Alexander

Plutarch

Plutarch. Plutarch's Lives, Vol. VII. Perrin, Bernadotte, translator. Cambridge, MA: Harvard University Press; London: William Heinemann Ltd., 1919.

In general, he bore himself haughtily towards the Barbarians, and like one fully persuaded of his divine birth and parentage, but with the Greeks it was within limits and somewhat rarely that he assumed his own divinity. However, in writing to the Athenians concerning Samos, he said: I cannot have given you that free and illustrious city; for ye received it from him who was then your master and was called my father, meaning Philip.

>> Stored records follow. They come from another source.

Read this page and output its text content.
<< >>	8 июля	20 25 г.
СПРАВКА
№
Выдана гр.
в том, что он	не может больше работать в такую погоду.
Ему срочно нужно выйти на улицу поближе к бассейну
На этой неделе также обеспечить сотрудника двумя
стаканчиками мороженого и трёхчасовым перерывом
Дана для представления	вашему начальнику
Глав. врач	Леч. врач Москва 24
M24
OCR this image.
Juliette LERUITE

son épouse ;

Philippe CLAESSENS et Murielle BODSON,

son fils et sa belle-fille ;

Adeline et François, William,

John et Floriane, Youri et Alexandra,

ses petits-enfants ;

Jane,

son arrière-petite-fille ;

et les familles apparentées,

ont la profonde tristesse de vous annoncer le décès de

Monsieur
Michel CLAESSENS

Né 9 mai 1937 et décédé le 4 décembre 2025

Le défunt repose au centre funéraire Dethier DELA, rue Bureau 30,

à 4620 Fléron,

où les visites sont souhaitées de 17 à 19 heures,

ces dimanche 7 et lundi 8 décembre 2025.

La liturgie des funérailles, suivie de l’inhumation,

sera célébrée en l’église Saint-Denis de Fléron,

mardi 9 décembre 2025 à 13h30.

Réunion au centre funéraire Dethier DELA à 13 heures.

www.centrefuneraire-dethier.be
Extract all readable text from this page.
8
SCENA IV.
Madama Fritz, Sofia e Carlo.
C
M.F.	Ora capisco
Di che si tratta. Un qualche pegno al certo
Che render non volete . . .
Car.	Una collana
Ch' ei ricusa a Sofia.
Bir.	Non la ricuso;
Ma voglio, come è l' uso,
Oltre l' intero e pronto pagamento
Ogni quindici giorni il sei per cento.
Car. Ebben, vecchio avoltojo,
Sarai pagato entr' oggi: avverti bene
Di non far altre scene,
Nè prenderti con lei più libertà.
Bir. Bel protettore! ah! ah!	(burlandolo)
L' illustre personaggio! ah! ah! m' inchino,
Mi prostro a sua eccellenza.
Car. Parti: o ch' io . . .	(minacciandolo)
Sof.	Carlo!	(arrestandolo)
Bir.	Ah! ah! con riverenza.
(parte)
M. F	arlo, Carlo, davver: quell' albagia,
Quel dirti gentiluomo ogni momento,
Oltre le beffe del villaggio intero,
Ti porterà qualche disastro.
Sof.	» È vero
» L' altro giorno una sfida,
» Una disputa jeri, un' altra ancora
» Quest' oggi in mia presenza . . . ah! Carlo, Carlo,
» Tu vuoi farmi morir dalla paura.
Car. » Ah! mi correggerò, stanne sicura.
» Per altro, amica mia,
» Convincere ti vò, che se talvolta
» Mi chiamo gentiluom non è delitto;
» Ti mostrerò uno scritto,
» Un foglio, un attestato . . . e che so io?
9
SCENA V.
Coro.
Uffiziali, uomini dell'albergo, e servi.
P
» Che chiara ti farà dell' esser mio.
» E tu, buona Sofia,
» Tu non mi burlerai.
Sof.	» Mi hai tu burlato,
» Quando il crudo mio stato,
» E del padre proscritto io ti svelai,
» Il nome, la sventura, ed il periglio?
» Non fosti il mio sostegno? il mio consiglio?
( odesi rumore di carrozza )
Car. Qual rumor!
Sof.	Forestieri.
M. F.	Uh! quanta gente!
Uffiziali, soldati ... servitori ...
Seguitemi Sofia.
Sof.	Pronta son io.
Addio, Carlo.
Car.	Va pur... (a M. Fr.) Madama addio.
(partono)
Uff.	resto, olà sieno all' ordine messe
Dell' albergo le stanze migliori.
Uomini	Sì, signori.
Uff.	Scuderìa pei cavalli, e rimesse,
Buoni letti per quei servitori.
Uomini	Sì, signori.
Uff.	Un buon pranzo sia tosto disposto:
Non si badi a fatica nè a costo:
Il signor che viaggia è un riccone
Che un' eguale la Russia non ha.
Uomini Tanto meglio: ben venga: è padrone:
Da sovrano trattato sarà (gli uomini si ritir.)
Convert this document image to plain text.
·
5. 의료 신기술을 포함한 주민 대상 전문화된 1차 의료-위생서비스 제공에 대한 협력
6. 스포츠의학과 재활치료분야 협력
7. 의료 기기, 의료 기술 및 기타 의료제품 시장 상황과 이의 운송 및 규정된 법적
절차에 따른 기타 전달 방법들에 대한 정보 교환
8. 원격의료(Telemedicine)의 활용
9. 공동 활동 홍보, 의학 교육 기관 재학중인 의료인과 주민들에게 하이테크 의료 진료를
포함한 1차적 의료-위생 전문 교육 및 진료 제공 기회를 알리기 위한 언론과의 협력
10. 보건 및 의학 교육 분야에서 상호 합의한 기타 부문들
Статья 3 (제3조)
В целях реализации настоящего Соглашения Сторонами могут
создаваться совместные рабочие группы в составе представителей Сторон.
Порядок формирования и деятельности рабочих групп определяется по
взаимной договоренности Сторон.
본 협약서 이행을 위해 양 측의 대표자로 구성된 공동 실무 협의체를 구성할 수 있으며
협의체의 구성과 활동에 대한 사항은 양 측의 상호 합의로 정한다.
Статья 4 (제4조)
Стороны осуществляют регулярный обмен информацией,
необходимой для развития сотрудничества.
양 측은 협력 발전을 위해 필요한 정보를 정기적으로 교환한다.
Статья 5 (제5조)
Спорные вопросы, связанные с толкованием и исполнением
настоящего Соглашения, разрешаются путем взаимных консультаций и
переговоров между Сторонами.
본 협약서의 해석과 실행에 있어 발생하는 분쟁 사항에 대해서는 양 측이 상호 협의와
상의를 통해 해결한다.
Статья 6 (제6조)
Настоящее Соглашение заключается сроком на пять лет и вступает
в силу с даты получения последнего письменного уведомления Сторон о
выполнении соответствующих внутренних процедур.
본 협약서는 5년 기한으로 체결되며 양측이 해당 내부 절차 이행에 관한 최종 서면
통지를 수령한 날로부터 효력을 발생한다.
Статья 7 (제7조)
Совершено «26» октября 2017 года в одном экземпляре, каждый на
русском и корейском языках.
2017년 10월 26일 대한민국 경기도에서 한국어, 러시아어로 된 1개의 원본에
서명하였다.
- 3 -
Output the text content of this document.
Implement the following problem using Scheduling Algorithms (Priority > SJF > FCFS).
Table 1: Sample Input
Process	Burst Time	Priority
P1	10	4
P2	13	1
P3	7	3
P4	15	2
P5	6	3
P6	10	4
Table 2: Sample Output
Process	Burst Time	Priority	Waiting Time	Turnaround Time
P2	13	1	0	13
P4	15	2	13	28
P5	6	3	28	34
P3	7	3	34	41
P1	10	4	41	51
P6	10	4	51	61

At a later time, however, when he had been hit by an arrow and was suffering great pain, he said:

    This, my friends, that flows here, is blood, and not
  1. Ichor, such as flows from the veins of the blessed gods.
[*](Iliad, v. 340.) Once, too, there came a great peal of thunder, and all were terrified at it; whereupon Anaxarchus the sophist who was present said to Alexander: Couldst thou, the son of Zeus, thunder like that? At this, Alexander laughed and said: Nay, I do not wish to cause fear in my friends, as thou wouldst have me do, thou who despisest my suppers because, as thou sayest, thou seest the tables furnished with fish, and not with satraps’ heads. [*](Cf. Athenaeus, pp. 250 f. )

For, in fact, we are told that Anaxarchus, on seeing a present of small fish which the king had sent to Hephaestion, had uttered the speech above mentioned, as though he were disparaging and ridiculing those who undergo great toils and dangers in the pursuit of eminence and power, since in the way of enjoyments and pleasures they have little or nothing more than other men. From what has been said, then, it is clear that Alexander himself was not foolishly affected or puffed up by the belief in his divinity, but used it for the subjugation of others.